The two-dot pattern can be considered as two dirac delta functions, having a value of 1 at two points, and zero everywhere else. When you convolve two functions, you multiply them in Fourier space. Look at the FT’s. They’re the result of a multiplication between a sinusoid and the FT of the circle/Gaussian! This means that the original images we used are actually the result of a convolution of the two-spot pattern and a corresponding single circle or Gaussian pattern.
Now let’s prove this using the conv2 function in scilab. I’ll be convolving two dirac delta patterns with arbitrary patterns.
Aha, so I understood it right. Nice.
Mask Charge!!
With the words “transform” and “mask” being brought up, there’s no way I couldn’t reference this.

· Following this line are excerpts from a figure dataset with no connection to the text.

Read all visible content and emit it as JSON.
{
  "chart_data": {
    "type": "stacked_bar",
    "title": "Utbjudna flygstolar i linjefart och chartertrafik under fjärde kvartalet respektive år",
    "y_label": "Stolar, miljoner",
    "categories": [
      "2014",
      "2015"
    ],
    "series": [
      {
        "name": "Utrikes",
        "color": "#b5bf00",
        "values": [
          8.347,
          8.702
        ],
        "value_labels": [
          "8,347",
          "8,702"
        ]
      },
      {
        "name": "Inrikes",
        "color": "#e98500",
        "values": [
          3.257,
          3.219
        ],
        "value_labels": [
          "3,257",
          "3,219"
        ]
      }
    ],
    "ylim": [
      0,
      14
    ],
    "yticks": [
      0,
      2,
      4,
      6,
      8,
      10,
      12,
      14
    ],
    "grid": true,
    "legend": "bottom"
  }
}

Last activity, we used convolution to do edge detection. This time, we’ll use it to do filtering.
Filtering is an important part of image processing, as it can be used to remove or enhance patterns. Here, we’re gonna clean up a picture of a fingerprint, just like how the Power Rangers cleaned Angel Grove of the evil of Rita Repulsa’s monsters.
Like the Power Rangers, we need masks to do the job. Our masks, however, don’t hide our faces while we perform martial arts moves, as much as I want them to. Instead, they hide unwanted frequencies in Fourier space.

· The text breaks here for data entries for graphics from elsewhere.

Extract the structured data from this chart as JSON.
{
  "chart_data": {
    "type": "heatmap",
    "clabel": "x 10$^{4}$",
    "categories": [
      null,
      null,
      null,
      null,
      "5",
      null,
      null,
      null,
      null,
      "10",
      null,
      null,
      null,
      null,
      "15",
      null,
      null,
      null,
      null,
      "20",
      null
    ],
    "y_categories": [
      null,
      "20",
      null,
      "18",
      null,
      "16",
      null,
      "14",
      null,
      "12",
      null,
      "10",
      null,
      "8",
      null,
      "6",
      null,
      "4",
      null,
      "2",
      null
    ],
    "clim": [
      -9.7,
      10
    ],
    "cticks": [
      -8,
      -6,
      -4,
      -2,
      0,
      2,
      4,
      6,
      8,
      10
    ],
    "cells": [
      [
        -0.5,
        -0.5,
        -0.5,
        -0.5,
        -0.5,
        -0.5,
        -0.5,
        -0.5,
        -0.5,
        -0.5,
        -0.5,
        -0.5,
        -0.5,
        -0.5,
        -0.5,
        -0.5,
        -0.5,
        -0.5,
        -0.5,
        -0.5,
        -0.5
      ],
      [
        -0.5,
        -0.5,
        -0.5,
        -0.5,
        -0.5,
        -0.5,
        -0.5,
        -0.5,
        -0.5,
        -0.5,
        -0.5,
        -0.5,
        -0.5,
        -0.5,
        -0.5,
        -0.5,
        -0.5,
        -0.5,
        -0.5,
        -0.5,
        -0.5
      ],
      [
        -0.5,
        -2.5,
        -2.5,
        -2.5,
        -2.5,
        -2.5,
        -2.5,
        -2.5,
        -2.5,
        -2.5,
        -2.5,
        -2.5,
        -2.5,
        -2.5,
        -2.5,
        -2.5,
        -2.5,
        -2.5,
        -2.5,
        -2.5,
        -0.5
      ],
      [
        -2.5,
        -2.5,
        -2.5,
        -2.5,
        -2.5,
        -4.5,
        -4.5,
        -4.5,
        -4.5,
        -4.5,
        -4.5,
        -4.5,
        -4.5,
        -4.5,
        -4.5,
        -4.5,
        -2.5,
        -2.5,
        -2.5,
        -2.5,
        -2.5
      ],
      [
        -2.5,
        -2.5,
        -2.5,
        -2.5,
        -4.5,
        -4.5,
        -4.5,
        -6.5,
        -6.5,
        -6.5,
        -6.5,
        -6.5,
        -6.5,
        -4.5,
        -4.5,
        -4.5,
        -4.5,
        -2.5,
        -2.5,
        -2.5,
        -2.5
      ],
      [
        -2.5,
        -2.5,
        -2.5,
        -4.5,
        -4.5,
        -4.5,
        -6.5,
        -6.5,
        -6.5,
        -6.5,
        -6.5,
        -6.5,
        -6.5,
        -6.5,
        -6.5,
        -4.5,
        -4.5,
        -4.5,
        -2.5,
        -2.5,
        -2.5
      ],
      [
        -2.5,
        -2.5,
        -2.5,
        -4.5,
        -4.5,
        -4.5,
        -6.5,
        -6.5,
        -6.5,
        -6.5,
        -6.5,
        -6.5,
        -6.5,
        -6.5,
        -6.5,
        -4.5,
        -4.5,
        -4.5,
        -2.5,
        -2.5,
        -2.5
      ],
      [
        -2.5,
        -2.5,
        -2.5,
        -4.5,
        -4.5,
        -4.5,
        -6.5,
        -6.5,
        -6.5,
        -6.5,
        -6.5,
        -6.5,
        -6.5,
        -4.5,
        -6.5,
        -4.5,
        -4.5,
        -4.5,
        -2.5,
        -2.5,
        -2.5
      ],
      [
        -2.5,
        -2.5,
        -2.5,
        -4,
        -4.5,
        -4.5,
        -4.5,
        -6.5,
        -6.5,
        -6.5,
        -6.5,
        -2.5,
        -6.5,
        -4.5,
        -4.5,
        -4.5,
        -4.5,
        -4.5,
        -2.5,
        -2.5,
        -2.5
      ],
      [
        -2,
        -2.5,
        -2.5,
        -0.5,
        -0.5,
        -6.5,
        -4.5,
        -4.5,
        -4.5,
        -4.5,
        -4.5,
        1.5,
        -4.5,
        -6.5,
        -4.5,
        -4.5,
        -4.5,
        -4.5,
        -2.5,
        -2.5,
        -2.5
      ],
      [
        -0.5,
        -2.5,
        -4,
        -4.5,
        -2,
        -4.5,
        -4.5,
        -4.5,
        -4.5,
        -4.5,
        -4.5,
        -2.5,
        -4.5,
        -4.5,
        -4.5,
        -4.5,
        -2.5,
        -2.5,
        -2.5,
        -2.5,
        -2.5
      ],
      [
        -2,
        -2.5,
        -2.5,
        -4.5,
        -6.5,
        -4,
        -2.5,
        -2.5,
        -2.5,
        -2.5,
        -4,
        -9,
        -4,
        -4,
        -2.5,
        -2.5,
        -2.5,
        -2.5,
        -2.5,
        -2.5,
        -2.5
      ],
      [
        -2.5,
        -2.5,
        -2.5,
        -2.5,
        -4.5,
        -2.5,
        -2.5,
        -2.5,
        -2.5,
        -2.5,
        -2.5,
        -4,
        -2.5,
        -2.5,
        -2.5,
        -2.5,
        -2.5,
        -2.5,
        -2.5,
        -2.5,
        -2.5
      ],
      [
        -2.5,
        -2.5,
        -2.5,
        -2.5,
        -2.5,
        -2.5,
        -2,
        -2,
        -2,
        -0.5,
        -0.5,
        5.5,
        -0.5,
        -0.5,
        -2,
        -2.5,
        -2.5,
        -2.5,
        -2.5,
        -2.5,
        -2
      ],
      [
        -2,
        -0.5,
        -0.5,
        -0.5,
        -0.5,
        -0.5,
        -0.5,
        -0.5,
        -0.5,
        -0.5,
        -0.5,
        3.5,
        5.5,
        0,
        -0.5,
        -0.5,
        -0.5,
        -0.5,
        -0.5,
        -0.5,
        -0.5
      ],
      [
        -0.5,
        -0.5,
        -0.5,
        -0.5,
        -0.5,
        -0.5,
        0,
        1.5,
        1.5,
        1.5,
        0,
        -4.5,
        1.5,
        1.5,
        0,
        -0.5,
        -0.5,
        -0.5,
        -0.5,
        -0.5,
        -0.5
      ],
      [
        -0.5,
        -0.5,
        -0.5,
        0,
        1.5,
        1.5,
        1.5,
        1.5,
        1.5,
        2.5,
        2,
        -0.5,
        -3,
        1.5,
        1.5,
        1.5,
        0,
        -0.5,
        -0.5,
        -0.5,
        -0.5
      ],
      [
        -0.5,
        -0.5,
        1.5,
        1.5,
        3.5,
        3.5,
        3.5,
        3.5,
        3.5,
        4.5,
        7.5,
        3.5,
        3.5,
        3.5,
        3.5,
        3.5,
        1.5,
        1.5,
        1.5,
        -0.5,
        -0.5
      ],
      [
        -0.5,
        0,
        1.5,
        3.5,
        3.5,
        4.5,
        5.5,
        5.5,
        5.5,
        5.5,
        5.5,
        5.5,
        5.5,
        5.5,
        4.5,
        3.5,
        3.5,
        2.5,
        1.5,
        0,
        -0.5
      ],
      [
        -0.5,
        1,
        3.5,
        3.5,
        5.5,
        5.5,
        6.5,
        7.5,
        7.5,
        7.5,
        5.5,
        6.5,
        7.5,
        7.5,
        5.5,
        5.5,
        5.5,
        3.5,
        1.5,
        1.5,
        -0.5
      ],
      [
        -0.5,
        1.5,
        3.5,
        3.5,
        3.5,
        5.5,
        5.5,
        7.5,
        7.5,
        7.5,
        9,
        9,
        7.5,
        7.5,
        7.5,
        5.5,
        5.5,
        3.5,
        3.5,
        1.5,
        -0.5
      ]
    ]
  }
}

In this case, I use a filtering mask in Fourier space to eliminate those nasty frequencies I don’t want showing up in my image so that I can get a clearer look at this fingerprint, generously contributed by my classmate, Roland.
After the filtering, it was much easier to binarize the image, so we can see all those lines and whorls in their curvaceous glory.
Mask Change I
Since we literally started small with fingerprints, let’s think big. Like really big. Like moon big.

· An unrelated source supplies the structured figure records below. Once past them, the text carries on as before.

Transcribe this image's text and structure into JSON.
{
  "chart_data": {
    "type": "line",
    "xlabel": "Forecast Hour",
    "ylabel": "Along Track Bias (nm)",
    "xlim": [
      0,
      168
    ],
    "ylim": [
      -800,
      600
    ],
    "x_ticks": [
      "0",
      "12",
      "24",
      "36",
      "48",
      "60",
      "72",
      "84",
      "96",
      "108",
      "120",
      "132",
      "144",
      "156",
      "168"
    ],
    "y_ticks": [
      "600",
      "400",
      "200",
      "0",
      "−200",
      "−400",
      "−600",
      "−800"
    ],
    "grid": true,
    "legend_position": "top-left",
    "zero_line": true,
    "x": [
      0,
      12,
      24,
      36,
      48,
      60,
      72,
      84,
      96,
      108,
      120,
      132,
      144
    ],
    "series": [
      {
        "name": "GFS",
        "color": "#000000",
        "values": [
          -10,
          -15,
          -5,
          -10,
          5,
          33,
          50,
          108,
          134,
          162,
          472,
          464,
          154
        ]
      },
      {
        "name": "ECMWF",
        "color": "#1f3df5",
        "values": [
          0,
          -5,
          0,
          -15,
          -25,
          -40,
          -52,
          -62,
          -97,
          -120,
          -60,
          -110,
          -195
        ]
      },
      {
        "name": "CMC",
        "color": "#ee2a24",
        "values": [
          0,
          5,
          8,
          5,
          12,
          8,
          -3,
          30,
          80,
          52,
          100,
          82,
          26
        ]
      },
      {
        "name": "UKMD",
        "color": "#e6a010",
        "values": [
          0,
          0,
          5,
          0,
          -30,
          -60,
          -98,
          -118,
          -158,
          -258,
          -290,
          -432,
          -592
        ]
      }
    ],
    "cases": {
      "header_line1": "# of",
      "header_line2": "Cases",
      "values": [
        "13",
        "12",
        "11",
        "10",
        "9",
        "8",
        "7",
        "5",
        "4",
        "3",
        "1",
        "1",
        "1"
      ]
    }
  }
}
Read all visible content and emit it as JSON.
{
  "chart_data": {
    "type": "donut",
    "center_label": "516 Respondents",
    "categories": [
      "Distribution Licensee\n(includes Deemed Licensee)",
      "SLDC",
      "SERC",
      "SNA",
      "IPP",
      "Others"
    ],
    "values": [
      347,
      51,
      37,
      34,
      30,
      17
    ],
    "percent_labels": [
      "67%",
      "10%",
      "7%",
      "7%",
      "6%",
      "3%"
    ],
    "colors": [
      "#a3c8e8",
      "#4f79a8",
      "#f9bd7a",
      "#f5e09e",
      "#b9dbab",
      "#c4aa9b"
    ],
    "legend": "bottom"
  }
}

Look at this picture of the moon.
How are the Power Rangers supposed to find Rita Repulsa’s moon palace with all these horizontal lines messing up the view? Well, we can help them out with our filtering powers!
I knew which frequencies to filter out by applying that anamorphic property we learned about earlier. And with this, we can get back to our fight against evil finishing this activity.
Mask Change II
Here’s something that I’d find challenging to sneak a Power Rangers reference into.
We can use filtering masks to remove the canvas from this image of a painting. This can be used to study the brush strokes or the pigmentation used by the artist. Not only that, but by studying the canvas pattern itself, we can determine what kind of canvas the painting was made on, which can help when dealing with art fraud and the like. Then we can toss them into a space dumpster where they will be trapped for 10,000 years. Ha, I did it.
While we’re disposing of evil people that seek to profit from lies and deceit, we should take another look at that filtering mask I made using Photoshop. I’ll admit it, I couldn’t automate this one.
The resulting pattern looks kinda like the canvas, which shouldn’t be surprising, since that’s the very pattern we were filtering out.
I know this time I didn’t do a lot of exploring out of the scope of the activity, but I was pressed for time. Maybe if I were a Power Ranger...
Anyway, I hope I did a good job explaining what the activity was about. I didn’t put any codes in this time, as they were similar if not identical to those used in the last one. I’ll give myself a 9 out of 10 for this one. I satisfied the requirements, but I think I could’ve done more. Again, maybe if I were a Power Ranger...
I’d like to acknowledge these people as my Power Rangers, arriving just in time to save me from not finishing my codes:
Joshua Abuel, for helping me eliminate the distracting noise and enhance the power of the fingerprint pattern
Louie Rubio, for guiding me in figuring out which frequencies to block in order to scan the moon for Rita Repulsa’s moon palace
Roland Romero, for lending me a hand, or finger, in the fight against evil
Dr. Maricor Soriano, for allowing me to post in this format in which I can reference the Power Rangers
I really like the Power Rangers. I hope the movie next year will be good.